The €30M COMPACT project funded by the European Innovative Medicines Initiative (IMI) and the European Federation of Pharmaceutical Industries and Association (EFPIA) is designed to develop the delivery and targeting of biopharmaceuticals based on biological macromolecules such as genes and proteins.
Cardiff’s involvement in the five-year research programme is led by Dr Arwyn Jones, of the School of Pharmacy and Pharmaceutical Sciences. The other team members are Dr Mark Gumbleton, also of the School, and Dr Pete Watson and Professor Paola Borri of the School of Biosciences.
Dr Jones said: "The insides of cells contain thousands of new therapeutic targets for treating diseases such as cancer, neurodegeneration and rare genetic diseases. Increasingly the therapeutics are biological entities that require a vector to deliver them to the insides of cells.
"Solving the bottleneck of biopharmaceutical delivery into cells is a major remit of COMPACT and the hope is that it will lead to development of new drug delivery systems that efficiently deliver therapeutics to reach intracellular targets.
Along with Cardiff, 13 European academic institutions, two biotech companies and seven major pharmaceutical companies are involved in the research. Each represents Europe’s frontrunners in pharmaceutical sciences, nanotechnology, biology, chemistry, engineering and bio-imaging.
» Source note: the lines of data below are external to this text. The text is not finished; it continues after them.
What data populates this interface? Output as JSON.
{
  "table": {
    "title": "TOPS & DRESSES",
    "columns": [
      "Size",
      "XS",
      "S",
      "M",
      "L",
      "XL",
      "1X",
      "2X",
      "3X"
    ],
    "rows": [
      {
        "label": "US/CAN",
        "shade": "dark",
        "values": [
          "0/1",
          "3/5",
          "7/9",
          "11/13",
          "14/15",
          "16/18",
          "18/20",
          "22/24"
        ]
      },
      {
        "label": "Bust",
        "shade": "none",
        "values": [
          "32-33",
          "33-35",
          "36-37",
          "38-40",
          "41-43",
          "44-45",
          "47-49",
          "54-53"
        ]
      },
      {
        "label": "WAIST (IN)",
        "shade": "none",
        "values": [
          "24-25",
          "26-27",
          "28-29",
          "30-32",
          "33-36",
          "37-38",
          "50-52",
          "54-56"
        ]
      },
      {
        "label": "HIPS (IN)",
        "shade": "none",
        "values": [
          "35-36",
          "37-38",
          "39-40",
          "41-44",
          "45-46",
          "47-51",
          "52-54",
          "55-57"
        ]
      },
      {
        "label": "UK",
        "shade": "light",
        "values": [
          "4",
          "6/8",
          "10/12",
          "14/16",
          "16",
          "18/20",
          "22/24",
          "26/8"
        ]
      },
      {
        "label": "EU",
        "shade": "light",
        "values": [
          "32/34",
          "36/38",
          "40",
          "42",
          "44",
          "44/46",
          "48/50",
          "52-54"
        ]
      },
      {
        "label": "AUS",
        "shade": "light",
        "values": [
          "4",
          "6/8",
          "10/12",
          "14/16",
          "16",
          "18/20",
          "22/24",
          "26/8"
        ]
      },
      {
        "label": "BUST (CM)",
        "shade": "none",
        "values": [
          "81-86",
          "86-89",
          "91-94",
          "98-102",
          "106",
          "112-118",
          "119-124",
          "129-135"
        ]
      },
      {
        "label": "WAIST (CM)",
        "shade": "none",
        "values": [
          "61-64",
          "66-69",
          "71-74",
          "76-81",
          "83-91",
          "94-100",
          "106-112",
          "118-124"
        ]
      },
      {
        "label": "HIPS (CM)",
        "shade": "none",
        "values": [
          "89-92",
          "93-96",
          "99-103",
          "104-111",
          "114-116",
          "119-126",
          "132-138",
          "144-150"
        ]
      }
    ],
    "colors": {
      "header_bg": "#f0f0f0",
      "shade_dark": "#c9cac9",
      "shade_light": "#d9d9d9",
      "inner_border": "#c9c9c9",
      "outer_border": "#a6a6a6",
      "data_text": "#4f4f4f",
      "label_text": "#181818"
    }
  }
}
Ekkehard Leberer, of Sanofi and COMPACT’s scientific co-ordinator said: "The COMPACT consortium offers excellent possibilities to join forces to address a major challenge in the development of innovative biotherapeutics by combining academic fundamental research and applied drug development in the pharmaceutical industry."
Enrico Mastrobattista of the University of Utrecht, who heads the academic consortium, added: "I am very excited about this unique public-private partnership between major players in the pharmaceutical field to work on the problem of delivery of biopharmaceuticals. Only a collaboration of this size, are we able to tackle some of the urgent problems that hamper the development of candidate biopharmaceuticals into useful medicines."